Гавриил не произнес больше ни слова.
Вдруг Агнес, как безумная, бросилась обратно, к горящей мызе. Но далеко ей уйти не удалось — длинный кафтан Гавриила запутался у нее в ногах. Пробежав несколько шагов, она споткнулась и упала. Гавриил поспешил к ней.
— Не трогайте меня! — умоляюще воскликнула Агнес, задыхаясь. — Я хочу остаться здесь и умереть!
С этим Гавриил никак не хотел согласиться. Он сказал ей сурово:
— Вы не должны умирать, фрейлейн фон Мённикхузен. Ведь еще определенно неизвестно, что ваш отец умер или попал в плен. А если он жив и услышит о вашей смерти, это известие действительно может сократить его драгоценную жизнь.
Агнес быстро поднялась на ноги.
— Так вы думаете, мой отец жив? — спросила она, испытующе глядя в глаза Гавриилу.
— Я не только думаю, я в этом твердо уверен, — ответил Гавриил.
— Почему вы в этом уверены? — спросила Агнес. В ней снова пробудилось сомнение.
— Я видел, как многие бежали с мызы, среди них был и ваш любимый жених, — прибавил Гавриил с не которым злорадством.
— Он бежал… раньше, чем я? — пролепетала Агнес, отвернувшись, — она не хотела, чтобы Гавриил заметил краску стыда на ее лице.
— Бежал одним из первых и с удивительной поспешностью, — безжалостно подтвердил Гавриил. — Не бойтесь за его жизнь, фрейлейн Агнес: я не думаю, чтобы русские могли его настигнуть, если только у них нет крыльев за спиной. В этот раз русские опять показали, что в таких битвах, когда надо окружить противника, им не хватает ловкости и хитрости. Они же знали, что все воины в лагере пьяны и что можно без труда проникнуть в ворота, оставшиеся без охраны, но им и в голову не пришла мысль окружить высокую садовую стену за мызой. Ваш отец — мудрый военачальник: он, очевидно, сразу понял, что сопротивление тут бесполезно, а дорога для отступления еще открыта, и сам отдал всем приказ бежать. В таких случаях отступление, по законам войны, не считается позорным делом, оно подсказано разумом. В руки русских попало, вероятно, лишь несколько пьяных воинов… а их не очень-то и жаль, — прибавил Гавриил про себя.

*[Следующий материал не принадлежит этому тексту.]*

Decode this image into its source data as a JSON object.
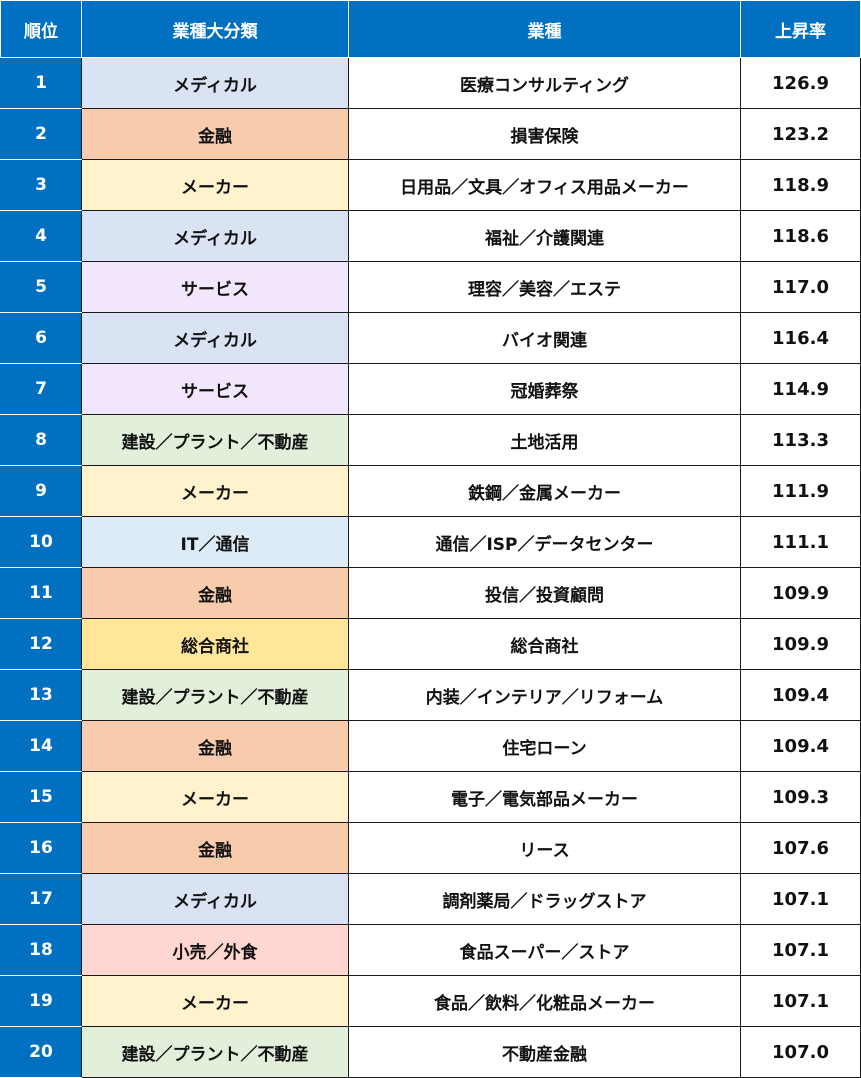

Удивительное впечатление произвели на Агнес спокойные, дельные слова Гавриила. Она почувствовала, что страх и отчаяние в ее душе рассеиваются, и твердо поверила, что отец спасся.
— В какую сторону мог бежать мой отец? — живо спросила она.
— Должно быть, к Таллину, — ответил Гавриил.
— О, так поспешим сейчас же за ним!
— Я тоже так думаю… но тише, я слышу какой-то шум… Ляжем на землю!
Они приникли к земле и стали напряженно прислушиваться. До них явственно донесся топот лошадиных копыт по каменистой почве. Вскоре при смутном свете пожара они увидели приближающихся со стороны мызы всадников. Как тени, пронеслись они в каких-нибудь ста шагах от беглецов. Сердце Агнес билось учащенно. Она бессознательно придвинулась поближе к Гавриилу.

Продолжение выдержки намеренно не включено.